Osmanlı başkentinde konuşulan ana diller olan Türkçe; Fransızca, Yunanca veya Ermenice dillerinin hiç birini bilmediği için, Morganthau tamamen Schmavenian’a bağımlı idi ve bu şahıs onun gözü, kulağı olmuştu. Morganthau’nun günlüğünde Arshag K. Schmavonian’ın adının geçmediği bir sayfa bulmak zordur. Jön Türk hükümet üyeleriyle yaptığı bütün görüşmelere katıldı. Amerikalı iş adamları ile yapılan toplantılara katıldı. Amerikalı misyonerlerin yasal işleri dâhil bütün konulardaki işlerini takip etti. Washington’a gönderilen ve devlet arşivlerinde muhafaza edilen telgrafları o gönderdi. Morganthau ona gönderdiği mesajlarda “Sevgili Mr.Schmovian!” diye hitap ederken o da büyükelçi’ye gönderdiği mesajlarda “Sevgili Şef’im” ifadesini kullanıyordu.(5)
Bu kişinin Morgenthau üzerindeki etkisinin büyüklüğünü, bizzat kendisi Amerika’ya döndükten sonra Ermenistan ve Suriye yardım komitesine gönderdiği maddi yardımlar nedeniyle yaptığı bir konuşmada şu sözlerle itiraf etmektedir:
“Elçilikte bütün konularda kendisine güvenebileceğim ilk adam, Amerikan Elçiliği’ne sadakatle hizmet etmiş olan bir Ermeni idi. Schmovanian elçiliğimizle on altı seneden beri ilişkili bulunuyordu. Kendisini Türk otoritelerinden saygı gören olağanüstü bir insan olarak tanıdım.

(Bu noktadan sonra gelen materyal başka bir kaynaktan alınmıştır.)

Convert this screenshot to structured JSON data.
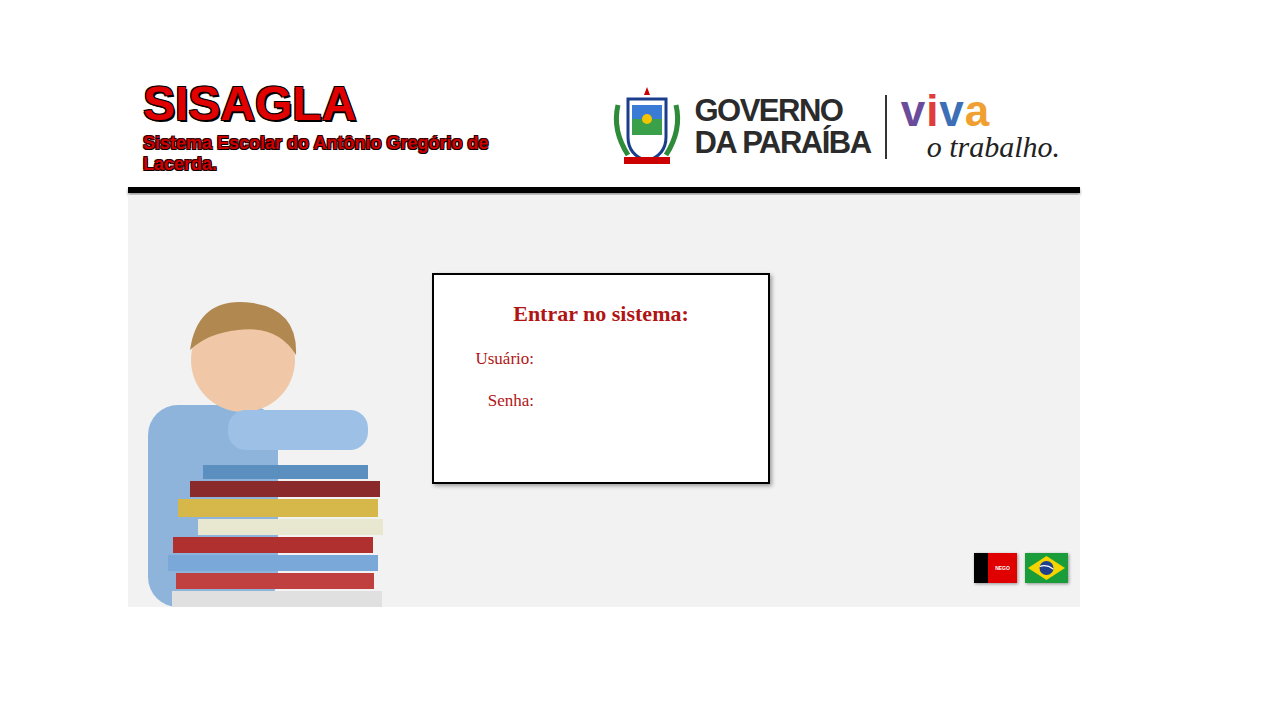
{
  "header": {
    "title": "SISAGLA",
    "subtitle": "Sistema Escolar do Antônio Gregório de Lacerda.",
    "government": {
      "line1": "GOVERNO",
      "line2": "DA PARAÍBA"
    },
    "slogan": {
      "word": "viva",
      "tagline": "o trabalho."
    }
  },
  "login": {
    "title": "Entrar no sistema:",
    "fields": [
      {
        "label": "Usuário:"
      },
      {
        "label": "Senha:"
      }
    ]
  },
  "flags": {
    "paraiba_text": "NEGO"
  }
}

Benim özel sekreterim (Andonian)’da bir Ermeni idi.
Bu iki adam vasıtasıyla bazı Ermeni din adamları, vatanseverler ve profesörlerle tanıştım onlara sadece saygı duymayı, değil Ermenileri sevmeyi ve takdir etmeyi de öğrendim.” (6)
Türkler’in kaderi olsa gerek, İngilizler, Ruslar, Fransızlar, İtalyanlar, Balkan ülkeleri ve Müslüman isyanları yetmiyormuş gibi, dünyanın öbür ucundaki bir devletin (ABD) Cumhurbaşkanı’nın dostu, siyaset ilminin hiç bir inceliğine vakıf olmayan ve devlet tecrübesi de olmayan dil bilmez, yol bilmez bir “emlak komisyoncusu Musevi” vatandaşını, bin bir entrikanın çevrildiği İstanbul’a büyükelçi olarak gönderecek ve kendisinden hizmet bekleyecekti. Bu adam geldiği gün bir imdat simidi gibi Ermenilere sarılmış, o onları kullanırken, temsilcilerde onu Ermenileştirmişlerdi. Böylece Ermeniler zaten bin bir tane olan korolarına bir güçlü Hıristiyan ses daha kazanmışlardı.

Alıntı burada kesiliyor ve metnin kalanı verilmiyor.